The answer is, not really, in most cases. This gets complicated and involves a category of spending by the states for something called “uncompensated care,” which is just what it sounds like—health care provided for free to poor people. State and local governments typically pitch in now on uncompensated care. But as the Center on Budget and Policy Priorities explains in a 2012 report: “The Medicaid expansion will reduce state and local government costs for uncompensated care and other services they provide to the uninsured, which will offset at least some—and in a number of states, possibly all or more than all—of the modest increase in state Medicaid costs.” Overall, the health-care consulting firm The Lewin Group estimates a minimal increase in states’ spending obligations, around 1 or 2 percent, depending on the state.

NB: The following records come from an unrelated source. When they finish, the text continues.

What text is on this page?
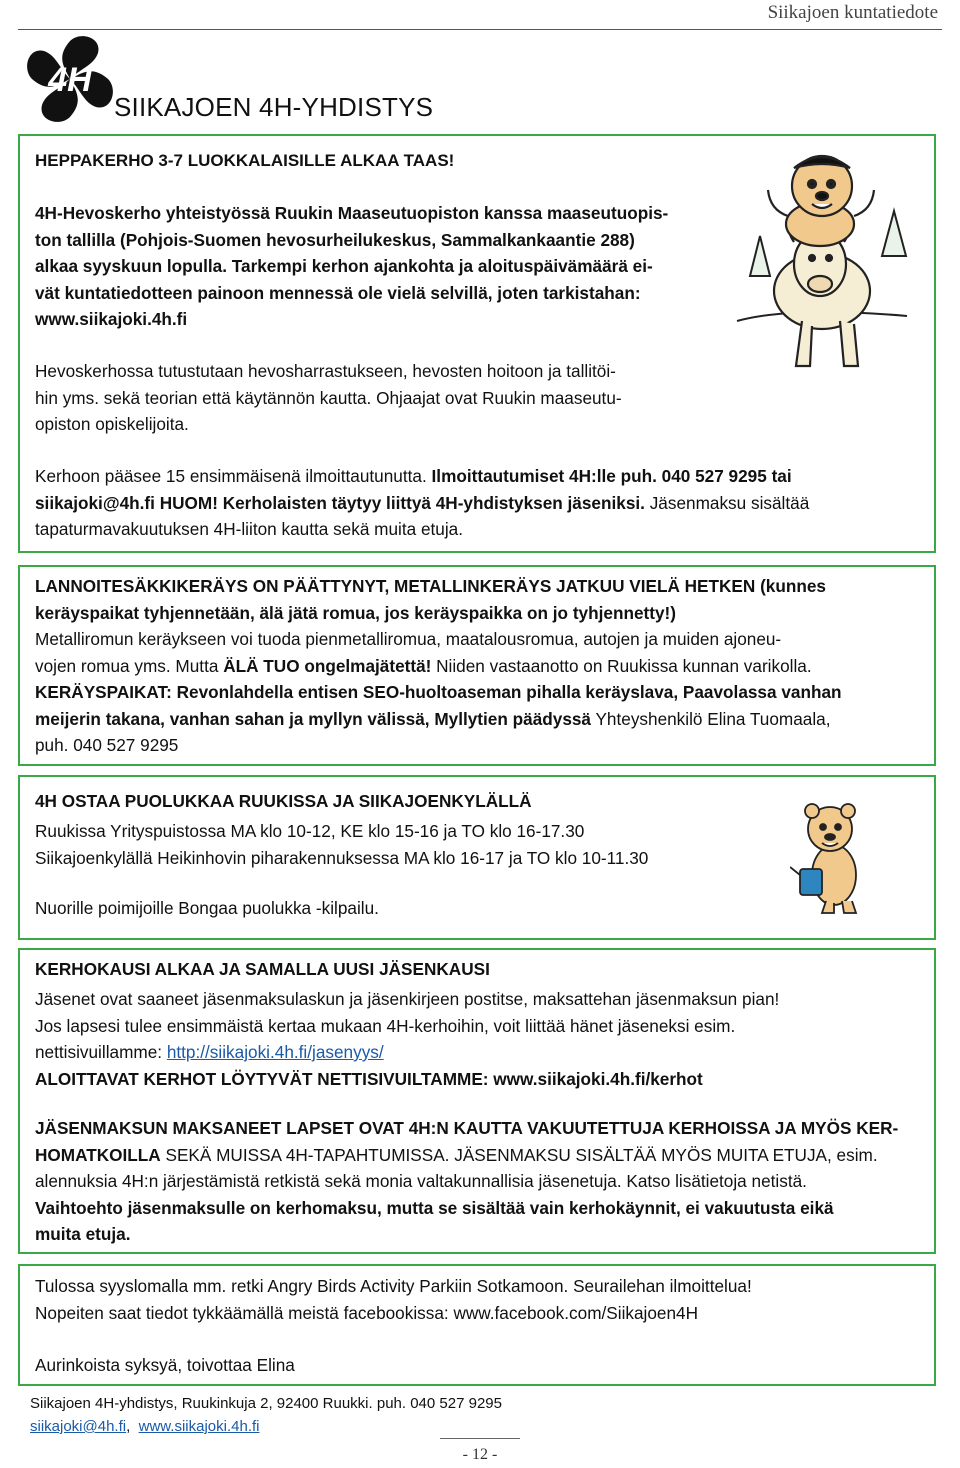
Siikajoen kuntatiedote
4H
SIIKAJOEN 4H-YHDISTYS

HEPPAKERHO 3-7 LUOKKALAISILLE ALKAA TAAS!

4H-Hevoskerho yhteistyössä Ruukin Maaseutuopiston kanssa maaseutuopis-

ton tallilla (Pohjois-Suomen hevosurheilukeskus, Sammalkankaantie 288)

alkaa syyskuun lopulla. Tarkempi kerhon ajankohta ja aloituspäivämäärä ei-

vät kuntatiedotteen painoon mennessä ole vielä selvillä, joten tarkistahan:

www.siikajoki.4h.fi

Hevoskerhossa tutustutaan hevosharrastukseen, hevosten hoitoon ja tallitöi-

hin yms. sekä teorian että käytännön kautta. Ohjaajat ovat Ruukin maaseutu-

opiston opiskelijoita.

Kerhoon pääsee 15 ensimmäisenä ilmoittautunutta. Ilmoittautumiset 4H:lle puh. 040 527 9295 tai

siikajoki@4h.fi HUOM! Kerholaisten täytyy liittyä 4H-yhdistyksen jäseniksi. Jäsenmaksu sisältää

tapaturmavakuutuksen 4H-liiton kautta sekä muita etuja.

LANNOITESÄKKIKERÄYS ON PÄÄTTYNYT, METALLINKERÄYS JATKUU VIELÄ HETKEN (kunnes

keräyspaikat tyhjennetään, älä jätä romua, jos keräyspaikka on jo tyhjennetty!)

Metalliromun keräykseen voi tuoda pienmetalliromua, maatalousromua, autojen ja muiden ajoneu-

vojen romua yms. Mutta ÄLÄ TUO ongelmajätettä! Niiden vastaanotto on Ruukissa kunnan varikolla.

KERÄYSPAIKAT: Revonlahdella entisen SEO-huoltoaseman pihalla keräyslava, Paavolassa vanhan

meijerin takana, vanhan sahan ja myllyn välissä, Myllytien päädyssä Yhteyshenkilö Elina Tuomaala,

puh. 040 527 9295

4H OSTAA PUOLUKKAA RUUKISSA JA SIIKAJOENKYLÄLLÄ

Ruukissa Yrityspuistossa MA klo 10-12, KE klo 15-16 ja TO klo 16-17.30

Siikajoenkylällä Heikinhovin piharakennuksessa MA klo 16-17 ja TO klo 10-11.30

Nuorille poimijoille Bongaa puolukka -kilpailu.

KERHOKAUSI ALKAA JA SAMALLA UUSI JÄSENKAUSI

Jäsenet ovat saaneet jäsenmaksulaskun ja jäsenkirjeen postitse, maksattehan jäsenmaksun pian!

Jos lapsesi tulee ensimmäistä kertaa mukaan 4H-kerhoihin, voit liittää hänet jäseneksi esim.

nettisivuillamme: http://siikajoki.4h.fi/jasenyys/

ALOITTAVAT KERHOT LÖYTYVÄT NETTISIVUILTAMME: www.siikajoki.4h.fi/kerhot

JÄSENMAKSUN MAKSANEET LAPSET OVAT 4H:N KAUTTA VAKUUTETTUJA KERHOISSA JA MYÖS KER-

HOMATKOILLA SEKÄ MUISSA 4H-TAPAHTUMISSA. JÄSENMAKSU SISÄLTÄÄ MYÖS MUITA ETUJA, esim.

alennuksia 4H:n järjestämistä retkistä sekä monia valtakunnallisia jäsenetuja. Katso lisätietoja netistä.

Vaihtoehto jäsenmaksulle on kerhomaksu, mutta se sisältää vain kerhokäynnit, ei vakuutusta eikä

muita etuja.

Tulossa syyslomalla mm. retki Angry Birds Activity Parkiin Sotkamoon. Seurailehan ilmoittelua!

Nopeiten saat tiedot tykkäämällä meistä facebookissa: www.facebook.com/Siikajoen4H

Aurinkoista syksyä, toivottaa Elina

Siikajoen 4H-yhdistys, Ruukinkuja 2, 92400 Ruukki. puh. 040 527 9295
siikajoki@4h.fi,  www.siikajoki.4h.fi
- 12 -
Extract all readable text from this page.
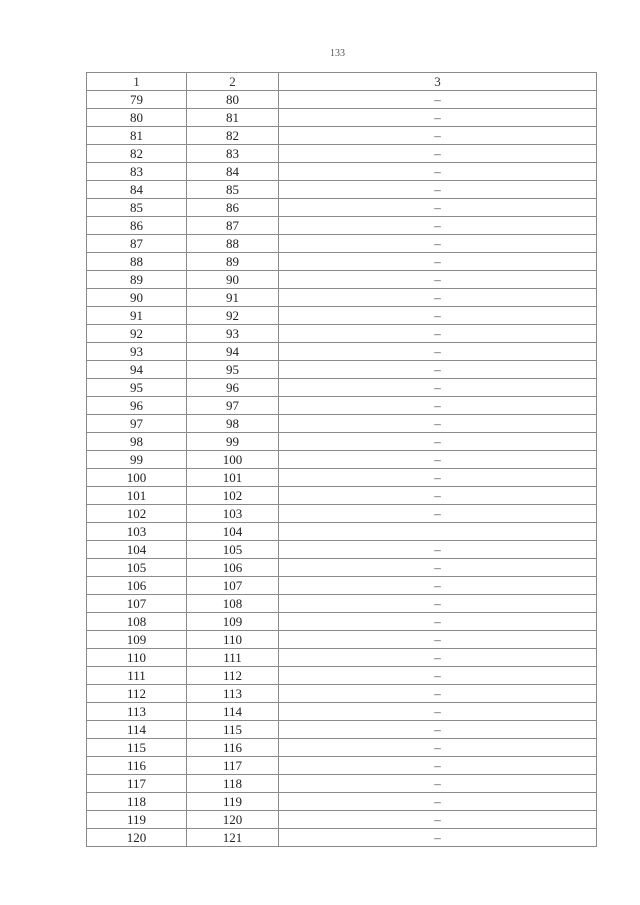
133
1	2	3
79	80	–
80	81	–
81	82	–
82	83	–
83	84	–
84	85	–
85	86	–
86	87	–
87	88	–
88	89	–
89	90	–
90	91	–
91	92	–
92	93	–
93	94	–
94	95	–
95	96	–
96	97	–
97	98	–
98	99	–
99	100	–
100	101	–
101	102	–
102	103	–
103	104	
104	105	–
105	106	–
106	107	–
107	108	–
108	109	–
109	110	–
110	111	–
111	112	–
112	113	–
113	114	–
114	115	–
115	116	–
116	117	–
117	118	–
118	119	–
119	120	–
120	121	–
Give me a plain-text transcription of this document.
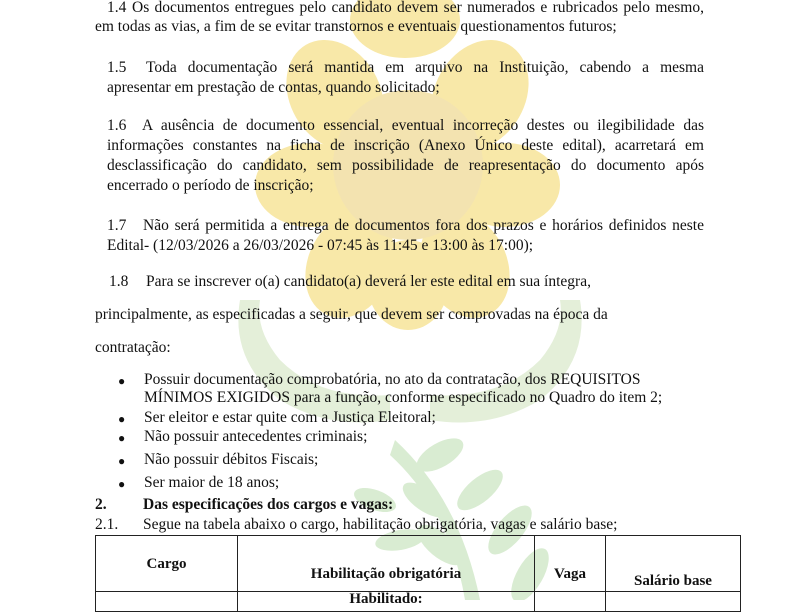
1.4 Os documentos entregues pelo candidato devem ser numerados e rubricados pelo mesmo,
em todas as vias, a fim de se evitar transtornos e eventuais questionamentos futuros;
1.5 Toda documentação será mantida em arquivo na Instituição, cabendo a mesma
apresentar em prestação de contas, quando solicitado;
1.6 A ausência de documento essencial, eventual incorreção destes ou ilegibilidade das
informações constantes na ficha de inscrição (Anexo Único deste edital), acarretará em
desclassificação do candidato, sem possibilidade de reapresentação do documento após
encerrado o período de inscrição;
1.7 Não será permitida a entrega de documentos fora dos prazos e horários definidos neste
Edital- (12/03/2026 a 26/03/2026 - 07:45 às 11:45 e 13:00 às 17:00);
1.8 Para se inscrever o(a) candidato(a) deverá ler este edital em sua íntegra,
principalmente, as especificadas a seguir, que devem ser comprovadas na época da
contratação:
● Possuir documentação comprobatória, no ato da contratação, dos REQUISITOS
MÍNIMOS EXIGIDOS para a função, conforme especificado no Quadro do item 2;
● Ser eleitor e estar quite com a Justiça Eleitoral;
● Não possuir antecedentes criminais;
● Não possuir débitos Fiscais;
● Ser maior de 18 anos;
2. Das especificações dos cargos e vagas:
2.1. Segue na tabela abaixo o cargo, habilitação obrigatória, vagas e salário base;
Cargo	Habilitação obrigatória	Vaga	Salário base
	Habilitado:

As for the argument that some GOP governors make that they fear Washington might change the formula...well, that’s straight from Orwell or Kafka. That is: Barack Obama isn’t going to change any formula. President Hillary Clinton wouldn’t be changing any formula. A Democratically controlled Congress won’t be changing any formulas. Only Republican presidents and congresses would do that. In other words, these Republican governors are saying—yeah, the deal looks fine now, but my party might take over, and then I’d be really screwed!
The ACA is here to stay. It’s not going to be struck down. It’s not going to be repealed. That would require a Republican president and 60 GOP senators and a solid GOP House majority, and the odds are strongly against the emergence of such a confluence. It’s going to exist. And inevitably, it’s going to grow. And more and more people are going to get used to it and learn to live with it. And over time, the people in states like Texas and Georgia and Wisconsin are going to see that people in nearby states that took the money are in fact pretty happy with their situations.
It’s only a matter of time before these resistant governors and state legislatures start caving. Democrats have it in their power to help hasten that timetable by making this an issue. They have to have the courage not to wilt or get the vapors whenever a right-winger invokes the evil gummint or the hated Kenyan. Democrats say they’ve waited decades for this moment. Well, it’s here. Now’s not the time to run away from the fight.